Not looking to spend a lot of run time awaiting an answer, I ran

clc,clearvars

global phi availOps stack availDigs bestForm bestVal form

phi=(1+sqrt(5))/2;

digSet=1:9;

availOps='+-*/';

stack=[];

availDigs=digSet;

bestVal=9999999;

form='';

findIt()

function findIt()

global phi availOps stack availDigs bestForm bestVal form 

for whDig=1:length(availDigs)

   dig=availDigs(whDig);

   availDigs(whDig)=[];

   stack=[stack dig];

   form=[form char(string(dig))];

   findIt();

   stack(length(stack))=[];

   form(length(form))=[];

   availDigs=[availDigs(1:whDig-1) dig availDigs(whDig:end)];

end

if length(stack)>1

  for whOp=1:length(availOps)

    Op=availOps(whOp);

    saveform=form;

    form=[form Op];

    if Op~='/' || stack(end)~=0

      v=eval([num2str(stack(end-1),16) Op num2str(stack(end),16)]);

      if abs(phi-v)<abs(phi-bestVal)

         bestVal=v;

         bestForm=form(length(stack)-1:end); % before stack reduction

         disp([v phi-v])

         disp(['     ' bestForm])

         disp(' ')

      end

      stacksave=stack;

      stack=[stack(1:end-2) v];

      if ~isempty(availDigs)

        findIt();

      end

      stack=stacksave;     

    end

    form=saveform;

  end

end

end

for a few minutes. It produces the RPN (Reverse Polish Notation) formula for the computation.

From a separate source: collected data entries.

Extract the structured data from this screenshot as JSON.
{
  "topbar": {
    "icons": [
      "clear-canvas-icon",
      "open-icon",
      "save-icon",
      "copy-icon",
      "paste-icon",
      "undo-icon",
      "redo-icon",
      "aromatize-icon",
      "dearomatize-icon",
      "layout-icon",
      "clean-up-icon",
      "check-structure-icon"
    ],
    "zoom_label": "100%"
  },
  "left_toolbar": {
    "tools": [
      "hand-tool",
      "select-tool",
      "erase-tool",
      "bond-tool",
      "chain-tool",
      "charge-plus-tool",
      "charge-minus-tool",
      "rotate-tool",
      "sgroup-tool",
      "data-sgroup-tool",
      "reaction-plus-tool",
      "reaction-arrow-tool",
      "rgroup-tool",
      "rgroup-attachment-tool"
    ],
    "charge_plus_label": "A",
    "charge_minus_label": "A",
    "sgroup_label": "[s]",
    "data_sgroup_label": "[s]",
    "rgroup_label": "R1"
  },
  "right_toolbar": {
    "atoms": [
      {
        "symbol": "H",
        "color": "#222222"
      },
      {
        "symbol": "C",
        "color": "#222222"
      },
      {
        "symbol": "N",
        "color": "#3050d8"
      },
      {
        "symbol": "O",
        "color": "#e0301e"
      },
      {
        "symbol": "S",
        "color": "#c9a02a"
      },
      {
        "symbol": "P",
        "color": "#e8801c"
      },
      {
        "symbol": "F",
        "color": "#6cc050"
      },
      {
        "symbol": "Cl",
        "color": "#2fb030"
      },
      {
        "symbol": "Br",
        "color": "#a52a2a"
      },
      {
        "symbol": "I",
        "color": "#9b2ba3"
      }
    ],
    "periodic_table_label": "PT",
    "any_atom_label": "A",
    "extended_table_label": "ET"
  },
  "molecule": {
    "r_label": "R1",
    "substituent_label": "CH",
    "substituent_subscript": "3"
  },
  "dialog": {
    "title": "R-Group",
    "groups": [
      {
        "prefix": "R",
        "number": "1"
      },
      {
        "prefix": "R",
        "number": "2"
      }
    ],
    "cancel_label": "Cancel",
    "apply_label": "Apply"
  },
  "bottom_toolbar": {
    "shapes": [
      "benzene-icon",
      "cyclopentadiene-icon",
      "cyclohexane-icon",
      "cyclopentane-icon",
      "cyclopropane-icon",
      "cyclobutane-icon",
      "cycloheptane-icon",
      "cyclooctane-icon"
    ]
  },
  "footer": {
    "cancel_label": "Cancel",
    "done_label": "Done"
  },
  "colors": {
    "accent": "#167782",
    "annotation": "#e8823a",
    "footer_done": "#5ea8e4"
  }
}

It produces some results using only part of the set of 9 digits (e.g., (7+8)/9 was the algebraic equivalent of an early one), but the later, more accurate, ones used all nine.  The last one produced before I terminated the program gave the following:

          The approximation         How far off
          1.61801242236025      2.15663896463436e-05
          
      The RPN formula     
     1234569*8-/+*--7/

     

Converted to Algebraic form, that's 

(1-(2-(3*(4+5/(6*9-8)))))/7.

I also tried reversing the order of the attempted digits, and using random order several times, but this remained the best I found.